Serbian insurance company

DDOR Novi Sad (ДДОР Нови Сад) is a Serbian insurance company based in Novi Sad, Serbia. It is the third largest insurance company in Serbia by market share, offering auto, home, commercial and life insurance.

==History==
In 1945, the government founded the National Insurance and Reinsurance Bureau after the Second World War. By 1950 two offices were set up in Novi Sad. Both offices started operating as branch offices of NIB. By the end of 1961, the National Insurance Bureau was dissolved. The former NIB's branch offices became insurance bureaus but new insurance bureaus were also founded to cover the area of one or more municipalities.
On the basis of provisions of the Law on Insurance Bureau and Communities of Insurance (terminology used during socialism), at the end of 1961, the municipality of Novi Sad made the decision with regard to establishing of the "Novi Sad" Insurance Bureau. Their activities were carried out on the territory of the municipality of Novi Sad and they were considered to be a legal successor to the former NIB, with their headquarters located in Novi Sad. Besides "Novi Sad" Insurance Bureau, that only re-registered its name, in 1968 another insurance firm was established in Novi Sad - "Vojvodina" Insurance Bureau. The two companies merged into one in 1981.

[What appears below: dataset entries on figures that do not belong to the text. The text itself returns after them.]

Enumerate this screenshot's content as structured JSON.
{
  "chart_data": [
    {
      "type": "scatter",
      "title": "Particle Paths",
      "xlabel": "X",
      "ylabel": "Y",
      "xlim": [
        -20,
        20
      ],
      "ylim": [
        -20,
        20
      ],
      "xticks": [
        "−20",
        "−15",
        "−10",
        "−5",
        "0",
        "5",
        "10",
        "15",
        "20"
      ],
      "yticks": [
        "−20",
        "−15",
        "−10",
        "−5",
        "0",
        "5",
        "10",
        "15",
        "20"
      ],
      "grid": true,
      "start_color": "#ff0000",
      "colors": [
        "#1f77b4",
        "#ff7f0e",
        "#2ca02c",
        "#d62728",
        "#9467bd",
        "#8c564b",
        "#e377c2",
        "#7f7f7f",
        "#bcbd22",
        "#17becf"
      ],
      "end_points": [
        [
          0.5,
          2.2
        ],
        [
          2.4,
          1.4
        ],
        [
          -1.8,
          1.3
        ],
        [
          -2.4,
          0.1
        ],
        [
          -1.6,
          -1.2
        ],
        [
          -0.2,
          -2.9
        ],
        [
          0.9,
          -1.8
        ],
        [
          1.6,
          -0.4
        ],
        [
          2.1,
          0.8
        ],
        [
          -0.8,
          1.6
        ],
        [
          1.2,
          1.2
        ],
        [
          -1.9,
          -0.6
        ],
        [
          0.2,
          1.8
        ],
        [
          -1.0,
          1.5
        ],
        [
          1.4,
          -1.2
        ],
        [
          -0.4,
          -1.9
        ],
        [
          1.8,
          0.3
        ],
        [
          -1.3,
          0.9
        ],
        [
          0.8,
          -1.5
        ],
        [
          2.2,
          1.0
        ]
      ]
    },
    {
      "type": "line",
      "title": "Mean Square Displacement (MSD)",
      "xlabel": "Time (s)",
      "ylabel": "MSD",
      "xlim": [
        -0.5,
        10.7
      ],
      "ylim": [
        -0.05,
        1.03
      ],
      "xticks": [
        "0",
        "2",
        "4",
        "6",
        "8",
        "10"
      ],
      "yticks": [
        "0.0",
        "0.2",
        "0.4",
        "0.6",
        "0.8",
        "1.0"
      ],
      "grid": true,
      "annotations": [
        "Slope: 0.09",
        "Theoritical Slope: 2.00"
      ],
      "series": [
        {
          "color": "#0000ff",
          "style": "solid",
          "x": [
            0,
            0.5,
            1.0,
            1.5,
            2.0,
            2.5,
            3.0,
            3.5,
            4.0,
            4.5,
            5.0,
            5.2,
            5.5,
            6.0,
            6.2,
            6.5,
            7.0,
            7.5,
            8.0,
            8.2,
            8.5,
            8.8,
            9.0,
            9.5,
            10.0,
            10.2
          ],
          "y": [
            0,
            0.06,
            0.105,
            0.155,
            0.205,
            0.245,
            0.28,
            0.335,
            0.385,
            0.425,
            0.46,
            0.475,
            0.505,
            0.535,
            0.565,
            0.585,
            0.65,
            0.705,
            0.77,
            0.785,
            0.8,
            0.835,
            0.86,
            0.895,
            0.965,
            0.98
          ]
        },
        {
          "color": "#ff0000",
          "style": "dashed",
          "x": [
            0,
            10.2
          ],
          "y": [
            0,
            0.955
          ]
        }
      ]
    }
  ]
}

On 25 June 1990, DDOR Novi Sad became the first joint stock insurance company on the territory of the former SFR Yugoslavia.

As of 2016, DDOR Novi Sad has 14.1% of non-life premium income market share and 11.6% of market share in total in Serbia, making it the third largest insurance company in the Serbian insurance market.

==Ownership==
On 26 July 2006 state office for privatization started the process to sell state shares in the company. On 26 November 2007, it was announced that 100% of the state stake in DDOR was sold to Italian company Fondiaria-Sai (now part of UnipolSai) for €264 million.

As of February 2018, DDOR Novi Sad is fully owned by UnipolSai.